Bonum est praestolari cum silentio salutare Dei.
("It is good to wait in silence for the salvation of God.")
4 comments:
Thanks Amanda. This quote is wonderful and provides a great deal to think about. More importantly, I hope it will inspire me not to think, but to surrender to the endless now that can envelope us without judgement. What is, is.
Amanda, it certainly sounds as if you are in the midst of Big Questions... and an important "tendering" of your spirit.
Though it may not feel like it, it certainly sounds like God is working in you, measure by measure.

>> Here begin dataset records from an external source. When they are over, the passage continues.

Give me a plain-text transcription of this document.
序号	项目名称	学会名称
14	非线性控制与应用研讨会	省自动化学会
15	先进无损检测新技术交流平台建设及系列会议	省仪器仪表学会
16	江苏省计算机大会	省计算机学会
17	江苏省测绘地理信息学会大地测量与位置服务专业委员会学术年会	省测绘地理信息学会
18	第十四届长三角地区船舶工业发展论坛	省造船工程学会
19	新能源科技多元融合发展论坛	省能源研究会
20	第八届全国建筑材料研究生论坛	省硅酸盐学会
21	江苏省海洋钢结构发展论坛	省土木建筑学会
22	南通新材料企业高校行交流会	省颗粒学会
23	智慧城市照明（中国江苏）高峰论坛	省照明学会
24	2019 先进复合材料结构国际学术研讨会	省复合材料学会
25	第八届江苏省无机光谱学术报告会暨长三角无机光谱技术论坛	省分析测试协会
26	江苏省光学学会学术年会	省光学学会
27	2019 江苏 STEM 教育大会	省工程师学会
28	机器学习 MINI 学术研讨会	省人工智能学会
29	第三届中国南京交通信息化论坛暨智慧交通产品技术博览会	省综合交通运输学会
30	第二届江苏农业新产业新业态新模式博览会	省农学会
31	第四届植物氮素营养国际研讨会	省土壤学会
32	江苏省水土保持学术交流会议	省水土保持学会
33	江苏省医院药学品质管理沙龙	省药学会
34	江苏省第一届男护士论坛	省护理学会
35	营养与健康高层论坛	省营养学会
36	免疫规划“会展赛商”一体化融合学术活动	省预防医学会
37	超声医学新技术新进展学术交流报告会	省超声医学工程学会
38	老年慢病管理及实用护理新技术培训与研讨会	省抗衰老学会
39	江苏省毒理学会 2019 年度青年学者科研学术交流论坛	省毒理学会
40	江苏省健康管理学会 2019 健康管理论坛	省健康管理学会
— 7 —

This is such a sacred, holy part of the journey into our faithfulness—or at least a similar process was for me.
I hope you'll yield to it as much as you can, trusting that you'll "come round right," or, as you so eloquently put it, "fall off in faithfulness." I'm relieved you find inspiration, challenge, and comfort in Merton and others. Do you also connect with Friends who have walked this path ahead of you, who can companion you along the way while allowing you the experience yourself?
You are in my thoughts today.
Blessings,
Liz, The Good Raised Up
Pax,
Thank Merton. :) He was a rare soul.
Liz, thank you for your comment. I am comforted, encouraged, and admonished by my many online Friends. In "real life" my best spiritual Friend and "traveling companion' is Jeff, who's just a few years ahead of me on this Friendly path, just far enough along to have a little more perspective, and close enough to go through these things with me. I'm very blessed. My Friends at 15th street, though I've been seeing less of them lately due to illness and travel, have been very supportive and generous with their wisdom.
Thank you, Liz, for your constant Friendship. It always means a lot to receive a comment from you, and you are in my prayers always.
Amanda, I can see how this Merton must do a lot for you-- and for me as well. Thank you.